Some countries are moving their systems progressively from defined-benefit to defined-contribution retirement plans. The United Kingdom and the United States are providing some examples. The shift to defined-contribution corporate pension plans will likely accelerate due to the recent tightening of reporting and solvency standards. Unless regulators suddenly ease the solvency constraint for pension funds, the defined-contribution engagement is too costly in capital.

Other countries are attempting a hybrid approach, and their private pension systems embed features that may make for a slower and less extensive transition. For example, multi-employer defined-benefit plans, such as the traditional industry-level arrangements in the Netherlands, will be more resilient in the face of such a scenario, since they offer built-in portability to beneficiaries within industries. The Netherlands has opted for a solution that reduces the retirement base salary from a high share of the final salary to a lower career-average share. Moreover, the system has removed the guarantee, but not the aspiration, to indexed pension payments. This allows for a collective approach to asset management, so that active participants can continue to benefit from equity investments suitable to their age, and retirees can continue to enjoy indexation and incur less risk of benefit cuts (Ponds and van Riel 2007).

But pension funds are also transforming their asset compositions on their balance sheets.

As transforming a business model is a long-going process, in a first attempt to obtain higher yields on their assets, pension funds have progressively increased their investments in alternatives assets. PwC showed in its study titled “Best practice in the pension funds investments process” that US pension funds have enlarged their share of alternative assets (versus equity, fixed income and money market) from 11 percent in 2006 to 23 percent in 2012. And more widely in the world, pension funds have increased their share of alternative assets from 19 to 26 percent of their assets between 2009 and 2014.

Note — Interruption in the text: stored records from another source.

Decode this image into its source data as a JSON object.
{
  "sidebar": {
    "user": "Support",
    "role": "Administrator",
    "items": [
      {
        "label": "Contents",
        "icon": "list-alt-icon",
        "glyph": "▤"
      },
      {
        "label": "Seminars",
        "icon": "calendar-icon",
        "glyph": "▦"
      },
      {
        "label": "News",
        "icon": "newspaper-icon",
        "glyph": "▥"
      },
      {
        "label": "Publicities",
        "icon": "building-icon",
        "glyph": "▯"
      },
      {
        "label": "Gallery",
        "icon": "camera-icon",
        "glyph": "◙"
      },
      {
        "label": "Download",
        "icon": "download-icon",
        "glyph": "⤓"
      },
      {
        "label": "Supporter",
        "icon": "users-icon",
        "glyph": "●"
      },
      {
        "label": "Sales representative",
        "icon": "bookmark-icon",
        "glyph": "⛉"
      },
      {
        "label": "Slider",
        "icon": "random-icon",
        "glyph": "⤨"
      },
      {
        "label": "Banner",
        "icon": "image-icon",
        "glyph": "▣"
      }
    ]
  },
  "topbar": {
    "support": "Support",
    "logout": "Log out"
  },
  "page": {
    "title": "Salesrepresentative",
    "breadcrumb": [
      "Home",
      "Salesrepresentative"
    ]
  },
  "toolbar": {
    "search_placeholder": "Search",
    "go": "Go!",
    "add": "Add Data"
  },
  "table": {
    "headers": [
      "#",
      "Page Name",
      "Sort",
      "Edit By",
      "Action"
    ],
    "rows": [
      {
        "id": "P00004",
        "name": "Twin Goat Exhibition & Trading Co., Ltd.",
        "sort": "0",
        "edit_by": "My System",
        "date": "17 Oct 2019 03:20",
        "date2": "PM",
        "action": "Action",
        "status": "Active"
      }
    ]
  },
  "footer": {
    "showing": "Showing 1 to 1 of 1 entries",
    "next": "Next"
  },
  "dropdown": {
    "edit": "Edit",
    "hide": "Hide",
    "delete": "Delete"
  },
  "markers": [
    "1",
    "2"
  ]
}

The IMF (International Monetary Fund) graph on the asset allocation of pension funds in 2015 shows the following:

Indeed, given the wider funding gap, institutions have an incentive to generate returns on assets that exceed returns on liabilities in a sufficient amount to close the funding gap. This may call for riskier portfolios with a heavier weight on equities and alternative assets. But to minimize somewhat their risks, pension funds have also put in place a diversification strategy. This diversification is stated in terms of sector, but also geographically. Diversification choices are generally in real-estate assets, with preferably direct investments when national. But, as the PwC study showed, Northern European pension funds demonstrate a trend toward investing indirectly in US real estate, for instance.

In conclusion, due to protracted low interest rates, pension funds are in the process of transforming their business models, their asset management…and their risks.